Tonight is a bit of a challenge also because my first decision was that I would make a peach-tomato barbecue sauce for some lamb ribs I’m grilling. I’ll figure that out myself. That immediately is checkmate for some possible peach side dishes, most particularly the classic salad combination of peaches and tomatoes—I just think everything is going to be too damn peachy if I go that way.
Flipping through my books—and the New York Times cooking app—I’ve come up with some recipes that I think will serve my goals. (Surprising discovery #1, though: Momofuku doesn’t have a peach recipe, despite the peach on the cover. Come on, David Chang!)
The first is a peach relish in Sheila Lukins’ USA Cookbook. Or maybe I’ll make the peach preserves recipe in the NYT app, that also seems appealing. Not both. One or the other I’ll serve with a pork belly hash I’m making later in the week.
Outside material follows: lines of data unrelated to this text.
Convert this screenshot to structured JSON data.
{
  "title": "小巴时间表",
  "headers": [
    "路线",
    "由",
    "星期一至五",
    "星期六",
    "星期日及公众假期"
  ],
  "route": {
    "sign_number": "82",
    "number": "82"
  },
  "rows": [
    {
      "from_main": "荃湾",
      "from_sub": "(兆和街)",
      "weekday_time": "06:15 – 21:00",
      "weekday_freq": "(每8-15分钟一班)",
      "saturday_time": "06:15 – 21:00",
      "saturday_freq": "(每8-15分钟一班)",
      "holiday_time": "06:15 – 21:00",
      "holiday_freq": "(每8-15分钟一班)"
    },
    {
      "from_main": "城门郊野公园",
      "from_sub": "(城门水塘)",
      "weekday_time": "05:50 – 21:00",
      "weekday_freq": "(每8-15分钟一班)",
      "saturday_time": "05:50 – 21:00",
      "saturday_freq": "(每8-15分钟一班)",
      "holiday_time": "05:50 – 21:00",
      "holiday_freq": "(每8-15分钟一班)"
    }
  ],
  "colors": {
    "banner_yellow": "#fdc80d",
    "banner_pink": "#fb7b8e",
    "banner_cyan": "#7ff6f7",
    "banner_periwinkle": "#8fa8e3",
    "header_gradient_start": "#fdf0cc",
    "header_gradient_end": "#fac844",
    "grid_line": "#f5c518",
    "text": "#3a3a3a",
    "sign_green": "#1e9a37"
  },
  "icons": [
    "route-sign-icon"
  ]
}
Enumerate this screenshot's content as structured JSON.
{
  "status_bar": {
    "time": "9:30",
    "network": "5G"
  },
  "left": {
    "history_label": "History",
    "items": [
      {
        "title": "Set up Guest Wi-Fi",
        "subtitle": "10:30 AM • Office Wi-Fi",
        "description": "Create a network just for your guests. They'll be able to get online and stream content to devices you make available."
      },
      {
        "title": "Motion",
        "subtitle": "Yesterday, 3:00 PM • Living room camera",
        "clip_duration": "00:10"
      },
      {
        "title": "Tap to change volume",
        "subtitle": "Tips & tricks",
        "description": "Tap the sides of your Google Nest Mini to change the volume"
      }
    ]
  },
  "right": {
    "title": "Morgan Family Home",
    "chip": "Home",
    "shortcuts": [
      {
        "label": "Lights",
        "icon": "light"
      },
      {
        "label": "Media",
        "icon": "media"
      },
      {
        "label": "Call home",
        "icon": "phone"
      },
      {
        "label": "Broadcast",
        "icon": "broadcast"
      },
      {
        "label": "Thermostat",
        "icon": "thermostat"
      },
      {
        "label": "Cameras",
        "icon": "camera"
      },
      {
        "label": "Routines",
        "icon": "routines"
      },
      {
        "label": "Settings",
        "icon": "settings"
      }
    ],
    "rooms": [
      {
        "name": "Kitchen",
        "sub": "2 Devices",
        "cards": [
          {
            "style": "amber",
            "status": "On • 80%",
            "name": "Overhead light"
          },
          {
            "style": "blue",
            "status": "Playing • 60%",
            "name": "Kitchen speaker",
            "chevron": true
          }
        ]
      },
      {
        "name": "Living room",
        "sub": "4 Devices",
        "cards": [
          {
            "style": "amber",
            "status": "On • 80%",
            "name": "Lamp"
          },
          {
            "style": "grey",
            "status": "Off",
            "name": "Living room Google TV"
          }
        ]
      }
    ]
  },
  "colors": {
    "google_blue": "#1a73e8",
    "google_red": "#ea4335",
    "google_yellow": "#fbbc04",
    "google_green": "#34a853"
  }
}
The second are some buttermilk-peach popsicles in Marcus Samuelsson’s The Rise—some kind of peach ice cream is another possibility, or making the Samuelsson recipe by Cheryl Day into ice cream. The tougher choice is a peach dessert for tonight, where I have plenty of choices: a pain-perdu (basically, a bread pudding) that seems appealing or a brown-sugar shortcake with some brandied peaches (good because I do have a jar of clotted cream in the fridge). There’s an Ottolenghi peach galette in the app that seems appealing in terms of the tastes involved (chile, cardamom, etc.) but it also seems involved in another sense—I’m not sure I’m up for the prep hassles it entails given the rest of what I’m making.
Peach problems! All of this sounds good, though.